Acentuou-se, portanto, o descompasso entre uma sociedade em que os grandes meios de comunicação são controlados por um pequeno grupo de famílias e a sociedade que precisa incorporar as opiniões e demandas sociais de milhões de novos "atores". Gente que nunca foi considerada antes pela panelinha Rio-São Paulo-Brasília agora quer opinar. Quer participar. Quer ser ouvida.
Esses "bárbaros" incomodam. Eles não aceitam mais que a opinião seja ditada de cima para baixo a partir dos doutores dos centros tradicionais de conhecimento, como a Universidade de São Paulo. Eles não aceitam mais que as regras do debate político sejam fixadas por meia dúzia de editores de jornais. Eles não aceitam que o Ali Kamel -- diretor de Jornalismo da TV Globo -- aja como senador eleito, pautando o debate político no Congresso como se fosse uma reunião de pauta do Jornal Nacional -- o telejornal exibido entre as duas novelas da emissora, em horário nobre.
Sim, meus caros, os tempos já exigem que a gente explique que o Jornal Nacional fica entre duas novelas, numa emissora chamada Globo. A sociedade brasileira é muito mais complexa, hoje.
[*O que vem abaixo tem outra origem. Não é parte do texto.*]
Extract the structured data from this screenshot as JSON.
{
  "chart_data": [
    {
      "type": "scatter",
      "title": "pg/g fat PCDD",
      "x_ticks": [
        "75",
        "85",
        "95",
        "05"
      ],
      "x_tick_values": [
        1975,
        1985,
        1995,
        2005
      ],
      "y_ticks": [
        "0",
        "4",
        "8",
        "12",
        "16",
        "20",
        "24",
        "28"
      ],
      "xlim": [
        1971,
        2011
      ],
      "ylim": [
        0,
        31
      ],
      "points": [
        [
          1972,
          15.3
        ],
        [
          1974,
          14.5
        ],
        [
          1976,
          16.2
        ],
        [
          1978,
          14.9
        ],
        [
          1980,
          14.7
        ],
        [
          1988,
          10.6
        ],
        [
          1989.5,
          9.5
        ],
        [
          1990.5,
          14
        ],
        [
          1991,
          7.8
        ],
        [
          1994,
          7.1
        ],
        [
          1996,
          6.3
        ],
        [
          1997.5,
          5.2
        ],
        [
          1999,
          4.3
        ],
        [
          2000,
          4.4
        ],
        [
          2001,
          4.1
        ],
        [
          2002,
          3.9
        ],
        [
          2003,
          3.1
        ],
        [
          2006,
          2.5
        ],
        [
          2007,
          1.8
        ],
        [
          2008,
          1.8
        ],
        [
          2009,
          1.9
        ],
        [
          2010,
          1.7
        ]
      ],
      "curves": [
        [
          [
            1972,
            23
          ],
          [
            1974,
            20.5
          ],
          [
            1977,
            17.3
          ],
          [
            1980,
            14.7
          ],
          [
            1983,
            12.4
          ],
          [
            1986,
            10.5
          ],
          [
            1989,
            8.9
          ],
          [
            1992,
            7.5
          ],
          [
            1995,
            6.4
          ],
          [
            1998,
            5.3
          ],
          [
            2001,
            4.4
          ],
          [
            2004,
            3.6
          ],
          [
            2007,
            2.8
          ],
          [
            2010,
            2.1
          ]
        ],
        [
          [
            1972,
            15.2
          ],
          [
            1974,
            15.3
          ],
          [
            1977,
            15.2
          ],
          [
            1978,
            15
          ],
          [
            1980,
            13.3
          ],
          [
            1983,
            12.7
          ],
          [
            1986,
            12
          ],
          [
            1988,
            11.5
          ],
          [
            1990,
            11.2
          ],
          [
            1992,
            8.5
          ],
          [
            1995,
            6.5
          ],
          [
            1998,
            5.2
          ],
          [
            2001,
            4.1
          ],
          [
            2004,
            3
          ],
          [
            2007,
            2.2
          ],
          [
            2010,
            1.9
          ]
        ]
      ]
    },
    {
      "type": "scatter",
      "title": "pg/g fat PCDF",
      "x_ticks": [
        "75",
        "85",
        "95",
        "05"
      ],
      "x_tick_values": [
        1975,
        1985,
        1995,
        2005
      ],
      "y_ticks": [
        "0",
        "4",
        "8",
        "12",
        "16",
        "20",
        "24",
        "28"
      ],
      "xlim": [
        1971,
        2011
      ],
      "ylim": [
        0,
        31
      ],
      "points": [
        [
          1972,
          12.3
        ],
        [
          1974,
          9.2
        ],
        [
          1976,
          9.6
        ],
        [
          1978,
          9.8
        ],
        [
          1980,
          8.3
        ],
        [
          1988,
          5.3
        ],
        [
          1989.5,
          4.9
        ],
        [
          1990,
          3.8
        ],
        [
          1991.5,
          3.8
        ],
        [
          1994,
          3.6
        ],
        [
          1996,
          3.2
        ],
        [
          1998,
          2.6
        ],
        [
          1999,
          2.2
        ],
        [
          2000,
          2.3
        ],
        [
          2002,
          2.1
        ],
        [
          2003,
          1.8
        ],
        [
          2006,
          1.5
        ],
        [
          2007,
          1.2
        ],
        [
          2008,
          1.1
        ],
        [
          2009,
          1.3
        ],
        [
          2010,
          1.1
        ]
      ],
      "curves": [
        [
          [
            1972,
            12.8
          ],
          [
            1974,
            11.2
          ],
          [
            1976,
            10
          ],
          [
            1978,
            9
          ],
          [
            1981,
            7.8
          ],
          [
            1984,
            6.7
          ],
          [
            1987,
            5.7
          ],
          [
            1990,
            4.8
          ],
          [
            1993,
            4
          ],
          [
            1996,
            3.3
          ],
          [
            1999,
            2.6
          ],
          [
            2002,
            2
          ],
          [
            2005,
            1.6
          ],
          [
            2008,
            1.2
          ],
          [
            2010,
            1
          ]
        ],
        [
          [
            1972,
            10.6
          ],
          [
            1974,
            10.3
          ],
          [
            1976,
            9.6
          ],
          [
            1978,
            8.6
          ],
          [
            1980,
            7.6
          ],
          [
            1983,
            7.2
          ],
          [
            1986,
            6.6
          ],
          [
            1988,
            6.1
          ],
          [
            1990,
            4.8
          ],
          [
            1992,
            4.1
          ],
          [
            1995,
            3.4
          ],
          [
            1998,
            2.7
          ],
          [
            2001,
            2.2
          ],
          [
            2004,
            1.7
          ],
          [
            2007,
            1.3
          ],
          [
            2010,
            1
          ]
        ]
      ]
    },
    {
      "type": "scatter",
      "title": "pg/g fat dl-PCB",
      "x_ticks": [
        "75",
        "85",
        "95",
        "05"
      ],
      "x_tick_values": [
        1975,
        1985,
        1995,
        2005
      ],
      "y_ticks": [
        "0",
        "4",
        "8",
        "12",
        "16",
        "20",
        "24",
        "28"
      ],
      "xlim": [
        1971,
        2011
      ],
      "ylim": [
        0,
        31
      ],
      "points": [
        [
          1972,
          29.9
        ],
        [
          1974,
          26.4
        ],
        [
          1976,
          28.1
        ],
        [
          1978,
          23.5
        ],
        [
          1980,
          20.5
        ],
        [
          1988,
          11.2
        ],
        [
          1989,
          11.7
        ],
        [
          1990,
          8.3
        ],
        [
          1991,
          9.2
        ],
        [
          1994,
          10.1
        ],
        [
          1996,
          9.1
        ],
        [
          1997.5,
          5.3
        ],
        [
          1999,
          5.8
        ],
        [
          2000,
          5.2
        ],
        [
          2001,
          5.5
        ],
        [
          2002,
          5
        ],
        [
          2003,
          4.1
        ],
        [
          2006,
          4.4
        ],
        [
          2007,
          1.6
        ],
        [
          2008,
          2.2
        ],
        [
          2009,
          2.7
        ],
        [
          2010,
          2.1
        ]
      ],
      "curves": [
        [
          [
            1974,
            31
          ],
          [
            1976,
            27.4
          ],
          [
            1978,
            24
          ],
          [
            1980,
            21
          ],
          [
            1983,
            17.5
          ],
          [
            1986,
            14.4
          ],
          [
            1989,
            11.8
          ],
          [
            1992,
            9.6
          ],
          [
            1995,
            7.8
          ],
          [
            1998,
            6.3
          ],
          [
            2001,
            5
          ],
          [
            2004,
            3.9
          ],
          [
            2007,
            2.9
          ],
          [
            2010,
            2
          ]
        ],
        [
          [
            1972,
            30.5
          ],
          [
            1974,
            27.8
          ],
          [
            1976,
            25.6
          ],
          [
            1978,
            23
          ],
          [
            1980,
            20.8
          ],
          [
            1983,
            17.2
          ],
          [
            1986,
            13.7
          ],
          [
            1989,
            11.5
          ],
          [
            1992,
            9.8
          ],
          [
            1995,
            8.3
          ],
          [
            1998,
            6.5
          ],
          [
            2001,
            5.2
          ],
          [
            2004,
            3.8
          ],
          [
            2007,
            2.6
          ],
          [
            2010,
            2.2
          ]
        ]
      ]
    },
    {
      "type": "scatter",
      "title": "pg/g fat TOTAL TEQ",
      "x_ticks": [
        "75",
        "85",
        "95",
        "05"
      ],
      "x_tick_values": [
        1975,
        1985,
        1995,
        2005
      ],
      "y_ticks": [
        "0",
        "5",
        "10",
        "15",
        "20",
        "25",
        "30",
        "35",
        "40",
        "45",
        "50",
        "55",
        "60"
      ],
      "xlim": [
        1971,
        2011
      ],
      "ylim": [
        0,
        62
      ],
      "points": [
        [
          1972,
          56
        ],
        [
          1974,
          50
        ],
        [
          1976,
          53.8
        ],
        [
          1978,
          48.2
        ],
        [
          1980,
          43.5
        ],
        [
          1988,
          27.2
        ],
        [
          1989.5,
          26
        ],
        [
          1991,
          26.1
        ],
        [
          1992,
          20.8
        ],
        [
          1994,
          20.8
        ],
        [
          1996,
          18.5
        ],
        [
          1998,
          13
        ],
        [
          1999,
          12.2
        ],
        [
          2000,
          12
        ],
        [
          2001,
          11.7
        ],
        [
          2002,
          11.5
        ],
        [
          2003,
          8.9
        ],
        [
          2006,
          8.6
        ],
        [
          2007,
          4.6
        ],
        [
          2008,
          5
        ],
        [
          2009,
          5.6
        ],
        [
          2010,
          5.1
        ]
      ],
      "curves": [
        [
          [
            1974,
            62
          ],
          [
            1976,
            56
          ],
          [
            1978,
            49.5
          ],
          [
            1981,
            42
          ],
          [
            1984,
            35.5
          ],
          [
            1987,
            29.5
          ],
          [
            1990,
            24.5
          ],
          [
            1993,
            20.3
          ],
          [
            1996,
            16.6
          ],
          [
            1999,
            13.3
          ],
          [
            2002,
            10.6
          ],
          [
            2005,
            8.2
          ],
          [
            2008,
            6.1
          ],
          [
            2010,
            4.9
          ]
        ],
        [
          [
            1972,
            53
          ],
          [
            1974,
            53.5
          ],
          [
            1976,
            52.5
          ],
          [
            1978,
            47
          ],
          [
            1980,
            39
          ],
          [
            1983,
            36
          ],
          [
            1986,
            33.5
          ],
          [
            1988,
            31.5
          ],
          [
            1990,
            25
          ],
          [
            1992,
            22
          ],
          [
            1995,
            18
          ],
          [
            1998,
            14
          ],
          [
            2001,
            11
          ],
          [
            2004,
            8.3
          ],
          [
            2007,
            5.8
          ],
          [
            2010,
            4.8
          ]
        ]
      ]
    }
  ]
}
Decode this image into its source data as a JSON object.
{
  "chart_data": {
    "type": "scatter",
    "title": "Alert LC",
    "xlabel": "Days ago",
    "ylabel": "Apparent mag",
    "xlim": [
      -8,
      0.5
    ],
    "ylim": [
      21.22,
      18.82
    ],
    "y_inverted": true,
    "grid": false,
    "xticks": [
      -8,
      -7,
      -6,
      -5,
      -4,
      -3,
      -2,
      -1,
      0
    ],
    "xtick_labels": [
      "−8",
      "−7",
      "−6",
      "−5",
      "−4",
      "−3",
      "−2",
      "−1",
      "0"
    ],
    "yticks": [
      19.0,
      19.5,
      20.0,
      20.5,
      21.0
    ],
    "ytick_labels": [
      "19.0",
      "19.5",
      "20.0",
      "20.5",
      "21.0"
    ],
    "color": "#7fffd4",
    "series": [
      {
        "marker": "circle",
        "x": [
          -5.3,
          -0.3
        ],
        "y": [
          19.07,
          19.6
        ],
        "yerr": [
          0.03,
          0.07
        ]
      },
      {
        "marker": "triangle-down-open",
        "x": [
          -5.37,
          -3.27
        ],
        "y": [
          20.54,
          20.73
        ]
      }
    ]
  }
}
Nem todo mundo se pauta pelo Jornal Nacional. Nas regiões metropolitanas há nichos de mercado, há tribos que não se guiam pelo que diz a Folha -- o matutino paulista que tira 300 mil exemplares.
Essa sofisticação da sociedade brasileira, por assim dizer, terá reflexo em todos os campos. A idéia de que o PT e o PSDB conseguirão, no Brasil, reproduzir o pacto de Punto Fijo -- pelo qual dois partidos da Venezuela se revezaram no poder até serem varridos por Hugo Chávez -- só cabe na cabeça de alguns petistas e tucanos que se julgam espertos. A ascensão dos "bárbaros" reserva surpresas que nossa classe política nem começou ainda a entender.
A angústia que percebo em alguns colegas, atônitos com a invasão dos bárbaros, saudosos dos tempos em que tudo parecia muito mais simples e hierarquizado, atribuo às dores do parto. O reacionarismo perplexo de alguns editores atribuo à falta de vontade de estudar ou entender esse fenômeno. Como dizia aquele velho personagem do Chico Anísio -- humorista aposentado da TV brasileira -- "a ignorança é que astravanca o pogressio".